PukAnita

último dia de antibiótico depois de dez dias a abrir-lhe a boca contra-vontade, meter comprimidos e apertar-lhe o focinho durante longos segundos até escorregarem pela garganta fininha. dez dias a levantar-lhe os beiços e encostar a seringa do analgésico para finalmente lhe passar a mão-pelo-pêlo, subornando-a com uma guloseima e palavrinhas bonitas numa tentativa de aliviar a culpa.

nos primeiros dois ainda consegui enganá-la com paté suculento mas ao terceiro castigou-me virando costas como quem diz ‘tenho a certeza que aqueles gatinhos fofinhos da lata não comem disto todos os dias’. não sei quem se sentiu pior estes intermináveis dez dias, se eu se ela. pela tortura, pela dissimulação, pela infecção, pela aflição.

é nestas alturas que percebo aquela conversa dos donos se parecerem com os animais: tenho uma gata independente mas que precisa tanto que cuidem dela. na saúde e na doença. na brincadeira e para cortar as unhas. para escovar-lhe o pêlo ou pegar-lhe quando chego a casa e ronronarmos uma à outra “bem-vinda! como foi o teu dia?”. podem crer que os nossos patudos falam e percebe-se muito bem o que dizem.

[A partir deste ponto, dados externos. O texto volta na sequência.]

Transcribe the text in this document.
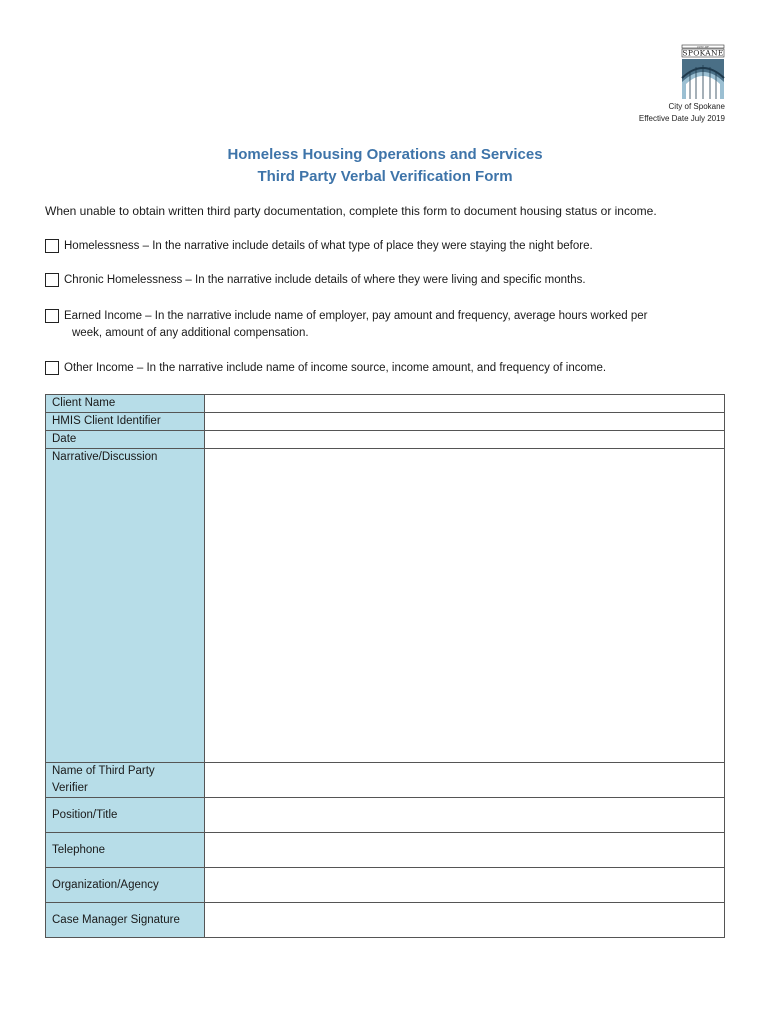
CITY OF
SPOKANE
City of Spokane
Effective Date July 2019
Homeless Housing Operations and Services
Third Party Verbal Verification Form
When unable to obtain written third party documentation, complete this form to document housing status or income.
Homelessness – In the narrative include details of what type of place they were staying the night before.
Chronic Homelessness – In the narrative include details of where they were living and specific months.
Earned Income – In the narrative include name of employer, pay amount and frequency, average hours worked per
week, amount of any additional compensation.
Other Income – In the narrative include name of income source, income amount, and frequency of income.
Client Name	
HMIS Client Identifier	
Date	
Narrative/Discussion	

Name of Third Party
Verifier	

Position/Title	
Telephone	
Organization/Agency	
Case Manager Signature	
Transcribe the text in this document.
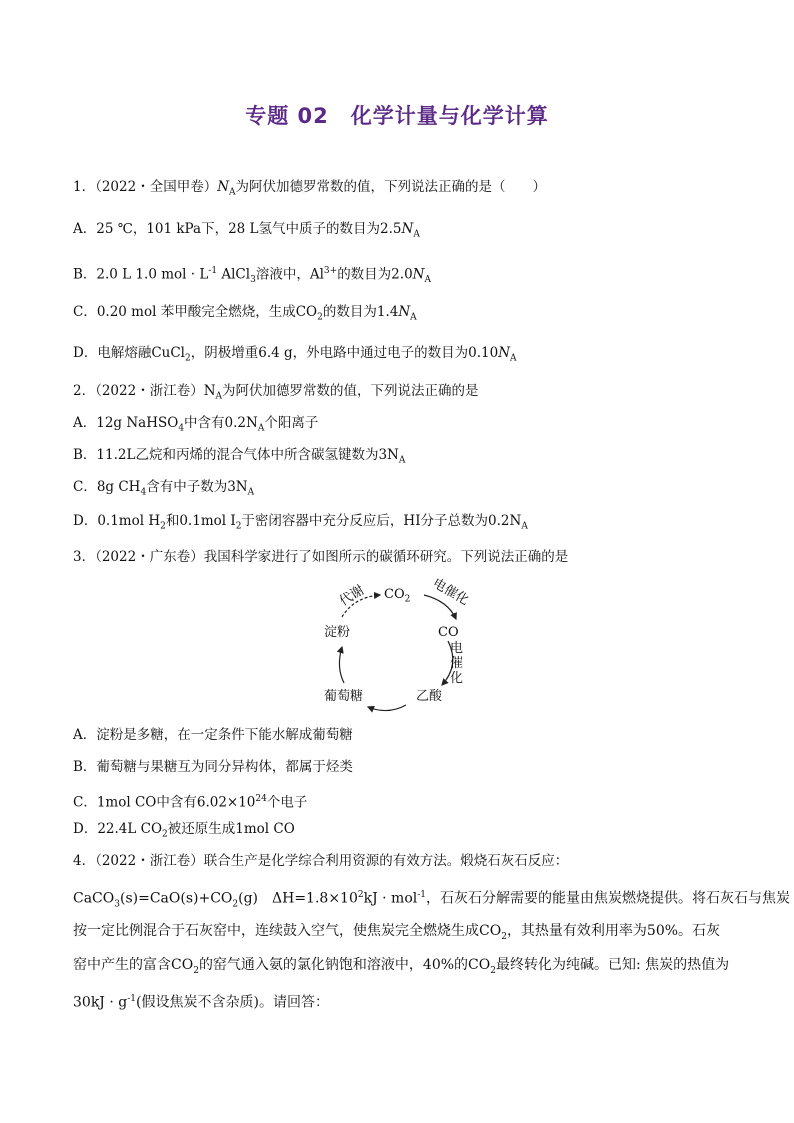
专题 02　化学计量与化学计算
1．（2022・全国甲卷）$N_A$为阿伏加德罗常数的值，下列说法正确的是（　　）
A．25 ℃，101 kPa下，28 L氢气中质子的数目为$2.5N_A$
B．2.0 L 1.0 mol · $L^{-1}$ AlCl$_3$溶液中，$Al^{3+}$的数目为$2.0N_A$
C．0.20 mol 苯甲酸完全燃烧，生成$CO_2$的数目为$1.4N_A$
D．电解熔融CuCl$_2$，阴极增重6.4 g，外电路中通过电子的数目为$0.10N_A$
2．（2022・浙江卷）$N_A$为阿伏加德罗常数的值，下列说法正确的是
A．12g NaHSO$_4$中含有$0.2N_A$个阳离子
B．11.2L乙烷和丙烯的混合气体中所含碳氢键数为$3N_A$
C．8g $CH_4$含有中子数为$3N_A$
D．0.1mol $H_2$和0.1mol $I_2$于密闭容器中充分反应后，HI分子总数为$0.2N_A$
3．（2022・广东卷）我国科学家进行了如图所示的碳循环研究。下列说法正确的是
$CO_2$
CO
乙酸
葡萄糖
淀粉
代谢	电催化
电
催
化
A．淀粉是多糖，在一定条件下能水解成葡萄糖
B．葡萄糖与果糖互为同分异构体，都属于烃类
C．1mol CO中含有$6.02\times 10^{24}$个电子
D．22.4L $CO_2$被还原生成1mol CO
4．（2022・浙江卷）联合生产是化学综合利用资源的有效方法。煅烧石灰石反应：
$CaCO_3(s)=CaO(s)+CO_2(g)$　$\Delta H=1.8\times 10^2kJ \cdot mol^{-1}$，石灰石分解需要的能量由焦炭燃烧提供。将石灰石与焦炭
按一定比例混合于石灰窑中，连续鼓入空气，使焦炭完全燃烧生成$CO_2$，其热量有效利用率为50%。石灰
窑中产生的富含$CO_2$的窑气通入氨的氯化钠饱和溶液中，40%的$CO_2$最终转化为纯碱。已知: 焦炭的热值为
$30kJ \cdot g^{-1}$(假设焦炭不含杂质)。请回答：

eu também fico doente com ela. nestes momentos não me lembro da borda dos cortinados onde se enrola, do tapete onde crava as unhas para fazer alongamentos, das sessões de parkour em cima da minha cabeça passando pelo papel de parede, dos elásticos do cabelo perdidos se tenho o azar de me esquecer de fechar a porta da casa de banho, da gaveta do guarda jóias que ela consegue abrir e espalhar pelo quarto, do cesto da roupa para passar feito cama, do buraco na palhinha da japonesa da janela da cozinha, da terra dos vasos no chão da sala, das folhas das plantas ratadas ou do estrondo do galo de Barcelos vintage a cair ao chão e a partir-se.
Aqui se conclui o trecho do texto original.